Affaire Khashoggi : un rapport de l’ONU accable le prince MBS

Ce vendredi, la presse européenne en collaboration avec l’AFP, a largement commenté un rapport de l’ONU rendu public sous la forme d’un communiqué jeudi 7 février par Agnès Callamard, qui a conduit une mission de l’organisation internationale en Turquie pour faire la lumière sur la mort le 2 octobre 2018 de l'éditorialiste Jamal Khashoggi au consulat saoudien d’Istanbul.

Il  souligne que ce « meurtre » était « prémédité » et constituait « la violation » la plus grave du droit le plus fondamental de tous, le droit à la vie.
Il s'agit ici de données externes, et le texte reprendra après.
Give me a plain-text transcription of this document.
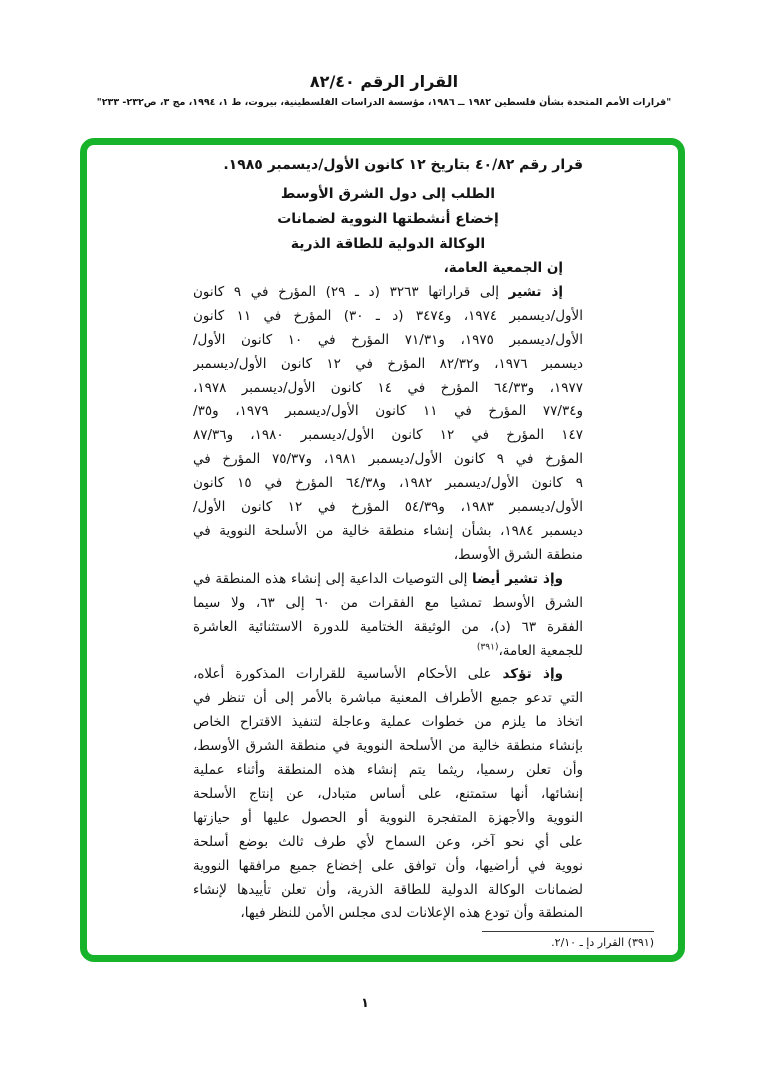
القرار الرقم ٨٢/٤٠
"قرارات الأمم المتحدة بشأن فلسطين ١٩٨٢ ــ ١٩٨٦، مؤسسة الدراسات الفلسطينية، بيروت، ط ١، ١٩٩٤، مج ٣، ص٢٣٢- ٢٣٣"
قرار رقم ٤٠/٨٢ بتاريخ ١٢ كانون الأول/ديسمبر ١٩٨٥.
الطلب إلى دول الشرق الأوسط
إخضاع أنشطتها النووية لضمانات
الوكالة الدولية للطاقة الذرية
إن الجمعية العامة،
إذ تشير إلى قراراتها ٣٢٦٣ (د ـ ٢٩) المؤرخ في ٩ كانون
الأول/ديسمبر ١٩٧٤، و٣٤٧٤ (د ـ ٣٠) المؤرخ في ١١ كانون
الأول/ديسمبر ١٩٧٥، و٧١/٣١ المؤرخ في ١٠ كانون الأول/
ديسمبر ١٩٧٦، و٨٢/٣٢ المؤرخ في ١٢ كانون الأول/ديسمبر
١٩٧٧، و٦٤/٣٣ المؤرخ في ١٤ كانون الأول/ديسمبر ١٩٧٨،
و٧٧/٣٤ المؤرخ في ١١ كانون الأول/ديسمبر ١٩٧٩، و٣٥/
١٤٧ المؤرخ في ١٢ كانون الأول/ديسمبر ١٩٨٠، و٨٧/٣٦
المؤرخ في ٩ كانون الأول/ديسمبر ١٩٨١، و٧٥/٣٧ المؤرخ في
٩ كانون الأول/ديسمبر ١٩٨٢، و٦٤/٣٨ المؤرخ في ١٥ كانون
الأول/ديسمبر ١٩٨٣، و٥٤/٣٩ المؤرخ في ١٢ كانون الأول/
ديسمبر ١٩٨٤، بشأن إنشاء منطقة خالية من الأسلحة النووية في
منطقة الشرق الأوسط،
وإذ تشير أيضا إلى التوصيات الداعية إلى إنشاء هذه المنطقة في
الشرق الأوسط تمشيا مع الفقرات من ٦٠ إلى ٦٣، ولا سيما
الفقرة ٦٣ (د)، من الوثيقة الختامية للدورة الاستثنائية العاشرة
للجمعية العامة،$^{(٣٩١)}$
وإذ تؤكد على الأحكام الأساسية للقرارات المذكورة أعلاه،
التي تدعو جميع الأطراف المعنية مباشرة بالأمر إلى أن تنظر في
اتخاذ ما يلزم من خطوات عملية وعاجلة لتنفيذ الاقتراح الخاص
بإنشاء منطقة خالية من الأسلحة النووية في منطقة الشرق الأوسط،
وأن تعلن رسميا، ريثما يتم إنشاء هذه المنطقة وأثناء عملية
إنشائها، أنها ستمتنع، على أساس متبادل، عن إنتاج الأسلحة
النووية والأجهزة المتفجرة النووية أو الحصول عليها أو حيازتها
على أي نحو آخر، وعن السماح لأي طرف ثالث بوضع أسلحة
نووية في أراضيها، وأن توافق على إخضاع جميع مرافقها النووية
لضمانات الوكالة الدولية للطاقة الذرية، وأن تعلن تأييدها لإنشاء
المنطقة وأن تودع هذه الإعلانات لدى مجلس الأمن للنظر فيها،
(٣٩١) القرار دإ ـ ٢/١٠.
١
Elle a également dénoncé l'utilisation de l'immunité diplomatique pour commettre un meurtre en toute « impunité ». 

« Les preuves recueillies au cours de ma mission en Turquie montrent (...) que Jamal Khashoggi a été victime d'un meurtre brutal et prémédité, planifié et perpétré par des représentants de l'Etat de l'Arabie saoudite », a affirmé Agnès Callamard, citée dans le communiqué.
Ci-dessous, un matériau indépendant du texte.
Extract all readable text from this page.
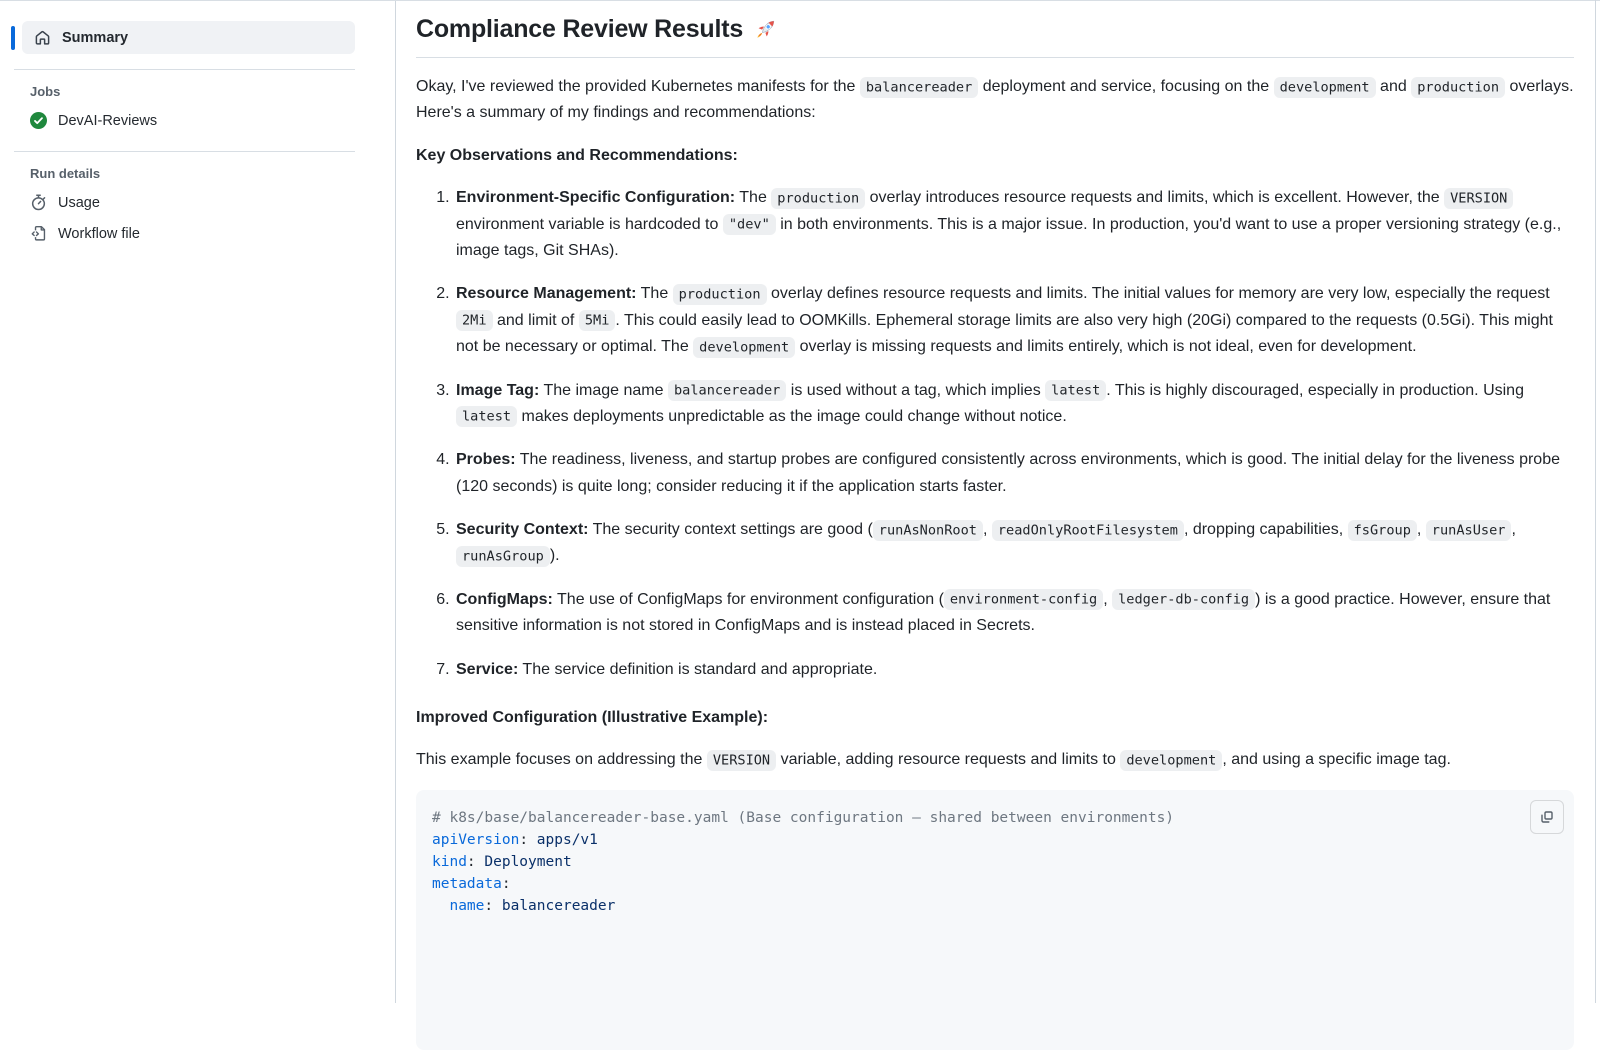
Summary
Jobs
DevAI-Reviews
Run details
Usage
Workflow file
Compliance Review Results

Okay, I've reviewed the provided Kubernetes manifests for the balancereader deployment and service, focusing on the development and production overlays. Here's a summary of my findings and recommendations:

Key Observations and Recommendations:

1. Environment-Specific Configuration: The production overlay introduces resource requests and limits, which is excellent. However, the VERSION environment variable is hardcoded to "dev" in both environments. This is a major issue. In production, you'd want to use a proper versioning strategy (e.g., image tags, Git SHAs).
2. Resource Management: The production overlay defines resource requests and limits. The initial values for memory are very low, especially the request 2Mi and limit of 5Mi . This could easily lead to OOMKills. Ephemeral storage limits are also very high (20Gi) compared to the requests (0.5Gi). This might not be necessary or optimal. The development overlay is missing requests and limits entirely, which is not ideal, even for development.
3. Image Tag: The image name balancereader is used without a tag, which implies latest . This is highly discouraged, especially in production. Using latest makes deployments unpredictable as the image could change without notice.
4. Probes: The readiness, liveness, and startup probes are configured consistently across environments, which is good. The initial delay for the liveness probe (120 seconds) is quite long; consider reducing it if the application starts faster.
5. Security Context: The security context settings are good ( runAsNonRoot , readOnlyRootFilesystem , dropping capabilities, fsGroup , runAsUser , runAsGroup ).
6. ConfigMaps: The use of ConfigMaps for environment configuration ( environment-config , ledger-db-config ) is a good practice. However, ensure that sensitive information is not stored in ConfigMaps and is instead placed in Secrets.
7. Service: The service definition is standard and appropriate.

Improved Configuration (Illustrative Example):

This example focuses on addressing the VERSION variable, adding resource requests and limits to development , and using a specific image tag.

# k8s/base/balancereader-base.yaml (Base configuration — shared between environments)
apiVersion: apps/v1
kind: Deployment
metadata:
name: balancereader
Plus de quatre mois après sa mort, le corps du journaliste, qui écrivait notamment pour le Washington Post, n'a toujours pas été retrouvé. Son assassinat a plongé l'Arabie saoudite dans une grave crise diplomatique et a nettement terni la réputation du prince héritier Mohammed ben Salmane qui est accusé par des responsables américains et turcs d'avoir commandité le meurtre.

Ryad a toutefois imputé ce meurtre à des éléments « incontrôlés ». Le procès de 11 suspects s'est ouvert début janvier en Arabie saoudite et le procureur général a requis la peine de mort contre cinq d'entre eux.

Au cours de sa mission, Agnès Callamard s'est notamment entretenue avec le procureur de la République à Istanbul et avec le chef des services secrets turcs, et a été reçue par les ministres turcs des Affaires étrangères et de la Justice. Le communiqué n'indique pas si elle a pu avoir accès au consulat saoudien à Istanbul, comme elle l'avait demandé.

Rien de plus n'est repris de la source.